Mackenzie Investments
- Company type: Subsidiary
- Industry: Financial services
- Founded: 1967; 59 years ago
- Founder: Alex Christ
- Headquarters: 180 Queen Street West Toronto, Ontario M5V 3K1
- Key people: Luke Gould (president & CEO) Steve Locke (Chief Investment Officer, Fixed Income & Multi-Asset Strategies) Rhonda Goldberg (Executive VP, General Counsel) Gary N. Chateram (Senior VP, Head of Retail Distribution)
- Products: Mutual funds Group Plans Structured Products Private Client Program Segregated funds Managed Asset Programs other Investment Products
- Number of employees: 5,000
- Parent: IGM Financial Inc.
- Website: www.mackenzieinvestments.com

= Mackenzie Investments =

Canadian investment management firm

Mackenzie Investments was founded in 1967 and is one of Canada's largest investment management firms by assets under management. Mackenzie Investments provides investment advisory and related services for retail and institutional clients. With $201.1 billion in assets under management, Mackenzie Investments distributes its services through a diversified network of third-party financial advisors. Mackenzie Investments is a member of the IGM Financial Inc. group of companies. IGM Financial is one of Canada's largest financial services companies by assets with over $262 billion in total assets under management. (Note: All figures as of June 30, 2021)

==History==
- 1967 – Mackenzie Investments was founded by Alex Christ
- 1967 – Mackenzie Investments created company's first mutual fund, the Industrial Growth Fund (later renamed Mackenzie Growth Fund)
- 1973 – Mackenzie Investments went public with a listing on the TSX
- 1977 – Mackenzie Investments bought a stake in Universal Group of Funds
- 1992 – Mackenzie Investments acquired Ivy Management Inc
- 1993 – Mackenzie Investments acquired the balance of Universal Group of Funds
- 1998 – Mackenzie Investments acquired Cundill Funds Inc.
- 2001 – Mackenzie Investments was acquired by Investors Group to create IGM Financial
- 2006 – Mackenzie Investments acquires Cundill Investment Research Ltd. and its affiliates (The Cundill Group)
- 2008 – Mackenzie Investments acquired Howson Tattersall Investment Counsel and the Saxon Group of Mutual Funds
- 2011 – Mackenzie Investments announces that it has reached an agreement with B2B Trust, a subsidiary of Laurentian Bank under which B2B Trust will acquire the MRS Companies (MRS Trust, MRS Inc and MRS Securities Inc.) The transaction is expected to close in November 2011 subject to applicable regulatory notifications and approvals.
- 2012 – Mackenzie Investments completes the sale of the MRS Companies (MRS Trust, MRS Inc and MRS Securities Inc.) to B2B Trust, a subsidiary of Laurentian Bank
- 2013 – Mackenzie Investments announced a proposal to simplify and restructure its product offering through the renaming and merger of several funds as well as the amendment of investment objectives for additional funds. Further, several fund brands will be eliminated.
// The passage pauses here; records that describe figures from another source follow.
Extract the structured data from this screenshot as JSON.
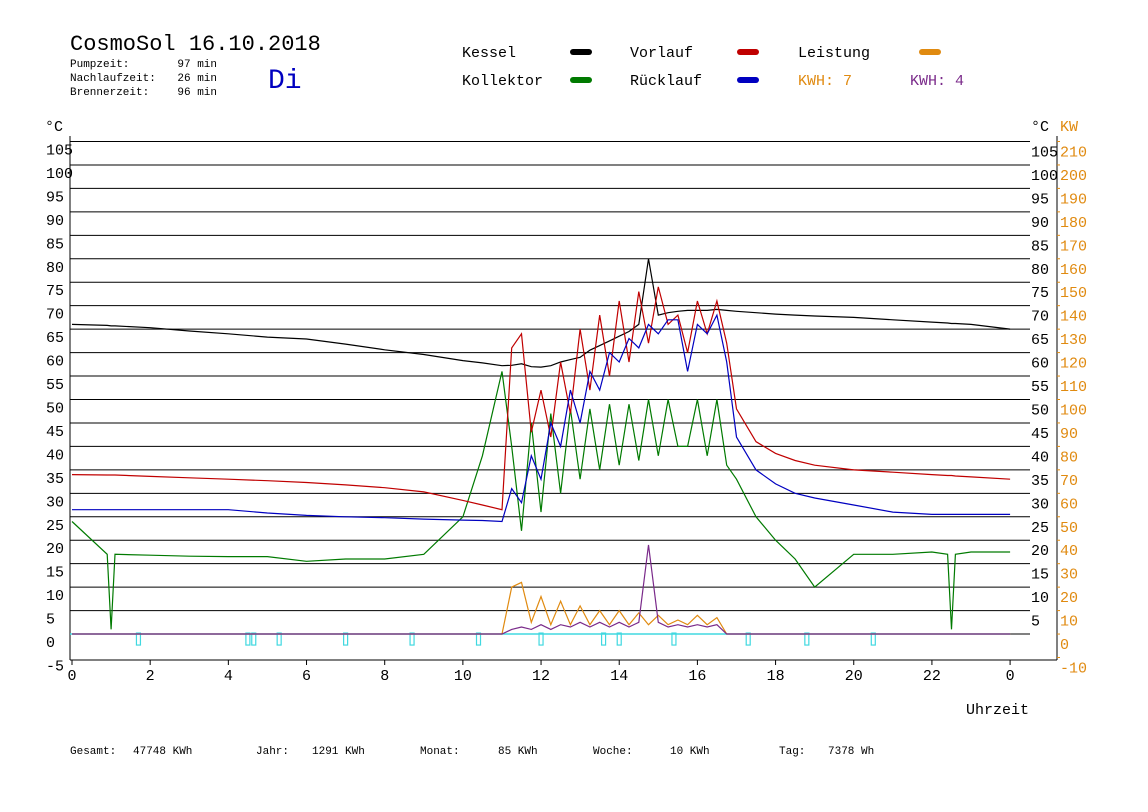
{
  "chart_data": {
    "type": "line",
    "title": "CosmoSol 16.10.2018",
    "weekday": "Di",
    "stats": [
      {
        "label": "Pumpzeit:",
        "value": "97 min"
      },
      {
        "label": "Nachlaufzeit:",
        "value": "26 min"
      },
      {
        "label": "Brennerzeit:",
        "value": "96 min"
      }
    ],
    "kwh_labels": [
      {
        "text": "KWH: 7",
        "color": "#e08a10"
      },
      {
        "text": "KWH: 4",
        "color": "#7a2a8a"
      }
    ],
    "y_label": "°C",
    "y2_label": "KW",
    "x_label": "Uhrzeit",
    "footer": [
      {
        "label": "Gesamt:",
        "value": "47748 KWh"
      },
      {
        "label": "Jahr:",
        "value": "1291 KWh"
      },
      {
        "label": "Monat:",
        "value": "85 KWh"
      },
      {
        "label": "Woche:",
        "value": "10 KWh"
      },
      {
        "label": "Tag:",
        "value": "7378 Wh"
      }
    ],
    "xlim": [
      0,
      25.2
    ],
    "xticks": [
      0,
      2,
      4,
      6,
      8,
      10,
      12,
      14,
      16,
      18,
      20,
      22,
      {
        "value": 24,
        "label": "0"
      }
    ],
    "ylim": [
      -5,
      105
    ],
    "yticks": [
      -5,
      0,
      5,
      10,
      15,
      20,
      25,
      30,
      35,
      40,
      45,
      50,
      55,
      60,
      65,
      70,
      75,
      80,
      85,
      90,
      95,
      100,
      105
    ],
    "yticks_right": [
      5,
      10,
      15,
      20,
      25,
      30,
      35,
      40,
      45,
      50,
      55,
      60,
      65,
      70,
      75,
      80,
      85,
      90,
      95,
      100,
      105
    ],
    "y2lim": [
      -10,
      210
    ],
    "y2ticks": [
      -10,
      0,
      10,
      20,
      30,
      40,
      50,
      60,
      70,
      80,
      90,
      100,
      110,
      120,
      130,
      140,
      150,
      160,
      170,
      180,
      190,
      200,
      210
    ],
    "grid": true,
    "x": [
      0,
      0.9,
      1,
      1.1,
      2,
      3,
      4,
      5,
      6,
      7,
      8,
      9,
      10,
      10.5,
      11,
      11.25,
      11.5,
      11.75,
      12,
      12.25,
      12.5,
      12.75,
      13,
      13.25,
      13.5,
      13.75,
      14,
      14.25,
      14.5,
      14.75,
      15,
      15.25,
      15.5,
      15.75,
      16,
      16.25,
      16.5,
      16.75,
      17,
      17.5,
      18,
      18.5,
      19,
      20,
      21,
      22,
      22.4,
      22.5,
      22.6,
      23,
      24
    ],
    "series": [
      {
        "name": "Kessel",
        "color": "#000000",
        "values": [
          66,
          65.8,
          65.7,
          65.7,
          65.3,
          64.6,
          64,
          63.3,
          62.9,
          61.8,
          60.6,
          59.6,
          58.3,
          57.8,
          57.2,
          57.3,
          57.6,
          57,
          56.9,
          57.2,
          58,
          58.5,
          59,
          60.5,
          61.5,
          62.5,
          63.5,
          64.5,
          66,
          80,
          68,
          68.5,
          68.8,
          69,
          69,
          69,
          69.2,
          69,
          68.8,
          68.5,
          68.2,
          68,
          67.8,
          67.5,
          67,
          66.5,
          66.3,
          66.2,
          66.2,
          66,
          65
        ]
      },
      {
        "name": "Kollektor",
        "color": "#007a00",
        "values": [
          24,
          17,
          1,
          17,
          16.8,
          16.6,
          16.5,
          16.5,
          15.5,
          16,
          16,
          17,
          25,
          38,
          56,
          40,
          22,
          45,
          26,
          47,
          30,
          48,
          33,
          48,
          35,
          49,
          36,
          49,
          37,
          50,
          38,
          50,
          40,
          40,
          50,
          38,
          50,
          36,
          33,
          25,
          20,
          16,
          10,
          17,
          17,
          17.5,
          17,
          1,
          17,
          17.5,
          17.5
        ]
      },
      {
        "name": "Vorlauf",
        "color": "#c00000",
        "values": [
          34,
          33.9,
          33.9,
          33.9,
          33.6,
          33.3,
          33,
          32.7,
          32.3,
          31.8,
          31.2,
          30.3,
          28.5,
          27.5,
          26.5,
          61,
          64,
          43,
          52,
          42,
          58,
          47,
          65,
          52,
          68,
          55,
          71,
          58,
          73,
          62,
          74,
          66,
          68,
          60,
          71,
          64,
          71,
          62,
          48,
          41,
          38.5,
          37,
          36,
          35,
          34.5,
          34,
          33.8,
          33.8,
          33.7,
          33.5,
          33
        ]
      },
      {
        "name": "Rücklauf",
        "color": "#0000c0",
        "values": [
          26.5,
          26.5,
          26.5,
          26.5,
          26.5,
          26.5,
          26.5,
          25.8,
          25.3,
          25,
          24.8,
          24.5,
          24.3,
          24.2,
          24,
          31,
          28,
          38,
          33,
          45,
          40,
          52,
          45,
          56,
          52,
          60,
          58,
          63,
          61,
          66,
          64,
          67,
          67,
          56,
          66,
          64,
          68,
          58,
          42,
          35,
          32,
          30,
          29,
          27.5,
          26,
          25.5,
          25.5,
          25.5,
          25.5,
          25.5,
          25.5
        ]
      },
      {
        "name": "Leistung",
        "color": "#e08a10",
        "axis": "y2",
        "values": [
          0,
          0,
          0,
          0,
          0,
          0,
          0,
          0,
          0,
          0,
          0,
          0,
          0,
          0,
          0,
          20,
          22,
          5,
          16,
          4,
          14,
          4,
          12,
          4,
          10,
          4,
          10,
          4,
          9,
          4,
          8,
          4,
          6,
          4,
          8,
          4,
          7,
          0,
          0,
          0,
          0,
          0,
          0,
          0,
          0,
          0,
          0,
          0,
          0,
          0,
          0
        ]
      },
      {
        "color": "#7a2a8a",
        "axis": "y2",
        "values": [
          0,
          0,
          0,
          0,
          0,
          0,
          0,
          0,
          0,
          0,
          0,
          0,
          0,
          0,
          0,
          2,
          3,
          2,
          4,
          2,
          4,
          3,
          5,
          3,
          5,
          3,
          5,
          3,
          5,
          38,
          5,
          3,
          4,
          3,
          4,
          3,
          4,
          0,
          0,
          0,
          0,
          0,
          0,
          0,
          0,
          0,
          0,
          0,
          0,
          0,
          0
        ]
      }
    ],
    "pump": {
      "color": "#40d8e0",
      "events": [
        1.7,
        4.5,
        4.65,
        5.3,
        7.0,
        8.7,
        10.4,
        12.0,
        13.6,
        14.0,
        15.4,
        17.3,
        18.8,
        20.5
      ]
    }
  }
}
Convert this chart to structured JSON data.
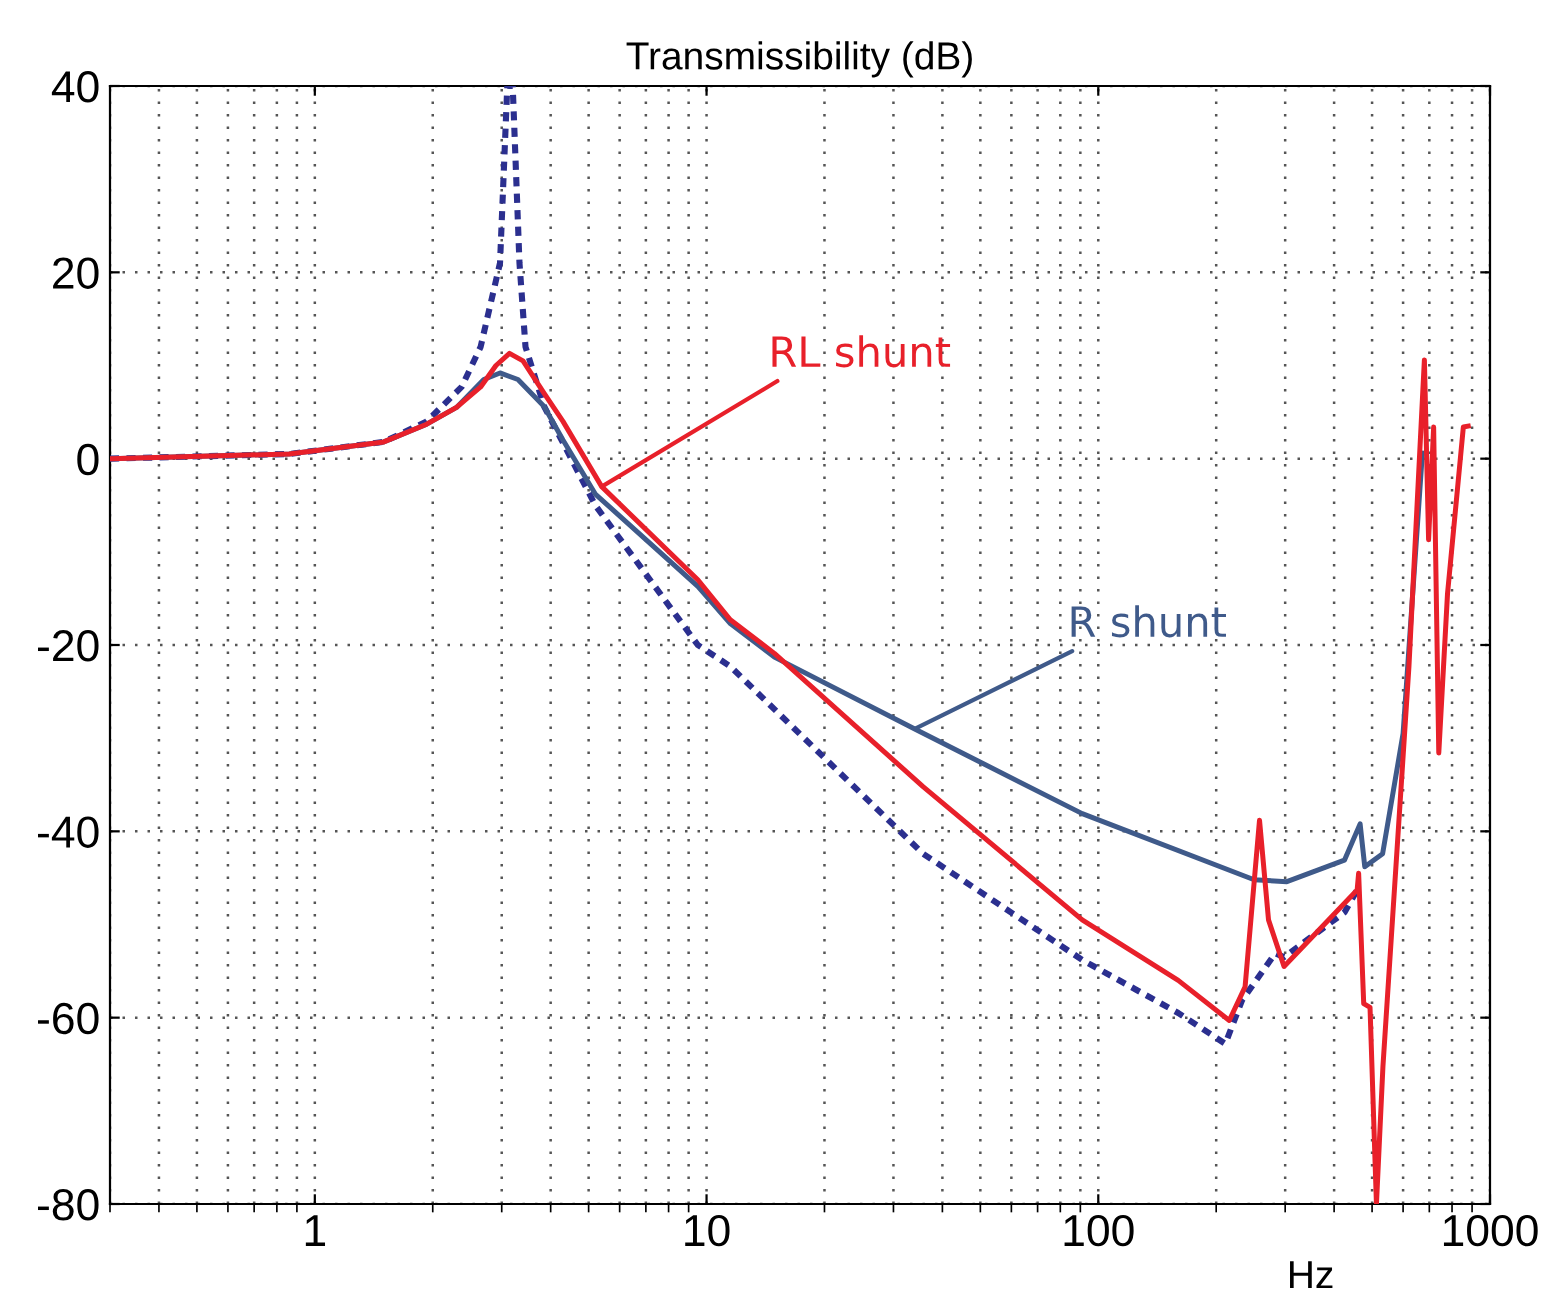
{
  "chart_data": {
    "type": "line",
    "title": "Transmissibility (dB)",
    "xlabel": "Hz",
    "log": "x",
    "grid": true,
    "legend": false,
    "xlim": [
      0.3,
      1000
    ],
    "xticks": [
      1,
      10,
      100,
      1000
    ],
    "ylim": [
      -80,
      40
    ],
    "yticks": [
      -80,
      -60,
      -40,
      -20,
      0,
      20,
      40
    ],
    "annotations": [
      {
        "text": "RL shunt",
        "x": 5.4,
        "y": -3
      },
      {
        "text": "R shunt",
        "x": 34,
        "y": -29
      }
    ],
    "series": [
      {
        "color": "#e8202a",
        "line_style": "solid",
        "x": [
          0.3,
          0.86,
          1.5,
          1.93,
          2.3,
          2.65,
          2.9,
          3.14,
          3.4,
          3.85,
          4.3,
          5.4,
          9.5,
          11.5,
          14.9,
          35.7,
          91,
          160,
          216,
          237,
          258,
          272,
          298,
          458,
          462,
          476,
          494,
          513,
          533,
          621,
          672,
          680,
          697,
          718,
          740,
          779,
          855,
          880
        ],
        "values": [
          0,
          0.5,
          1.8,
          3.7,
          5.5,
          7.7,
          10,
          11.3,
          10.5,
          7,
          4,
          -3,
          -13,
          -17.3,
          -20.9,
          -35.2,
          -49.5,
          -56,
          -60.3,
          -56.7,
          -38.8,
          -49.5,
          -54.5,
          -46.3,
          -44.5,
          -58.5,
          -58.9,
          -80,
          -65.2,
          -22.3,
          6.3,
          10.6,
          -8.7,
          3.4,
          -31.6,
          -14.5,
          3.4,
          3.5
        ]
      },
      {
        "color": "#3f5a8a",
        "line_style": "solid",
        "x": [
          0.3,
          0.86,
          1.5,
          1.93,
          2.3,
          2.7,
          2.97,
          3.3,
          3.85,
          4.3,
          5.2,
          9.5,
          11.5,
          14.9,
          34.3,
          91,
          250,
          303,
          425,
          466,
          479,
          532,
          600,
          672
        ],
        "values": [
          0,
          0.5,
          1.8,
          3.7,
          5.5,
          8.5,
          9.2,
          8.5,
          5.6,
          2,
          -3.8,
          -13.7,
          -17.7,
          -21.3,
          -29.1,
          -38.1,
          -45.2,
          -45.4,
          -43.1,
          -39.2,
          -43.8,
          -42.4,
          -29.5,
          0.6
        ]
      },
      {
        "color": "#2b2f8f",
        "line_style": "dotted",
        "x": [
          0.3,
          0.86,
          1.5,
          1.93,
          2.37,
          2.65,
          2.97,
          3.1,
          3.2,
          3.33,
          3.45,
          3.85,
          5.2,
          9.5,
          11.5,
          35.7,
          91,
          160,
          211,
          233,
          283,
          298,
          425,
          458
        ],
        "values": [
          0,
          0.5,
          1.8,
          4,
          7.7,
          12,
          21,
          40,
          40,
          21,
          12,
          5.6,
          -5,
          -20,
          -22.3,
          -42.4,
          -53.8,
          -59.5,
          -62.8,
          -58.1,
          -53.1,
          -53.5,
          -48.7,
          -46.3
        ]
      }
    ]
  }
}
==Mackenzie Investments Charitable Foundation==
The Mackenzie Investments Charitable Foundation was established in 1999, funded with an endowed gift of $2.3 million from Mackenzie Investments. The Foundation is an employee-driven, non-profit organization that coordinates community giving and donation activities on behalf of the Mackenzie Group of Companies. The Foundation is funded by donations from Mackenzie Investments' employees, clients and the corporation.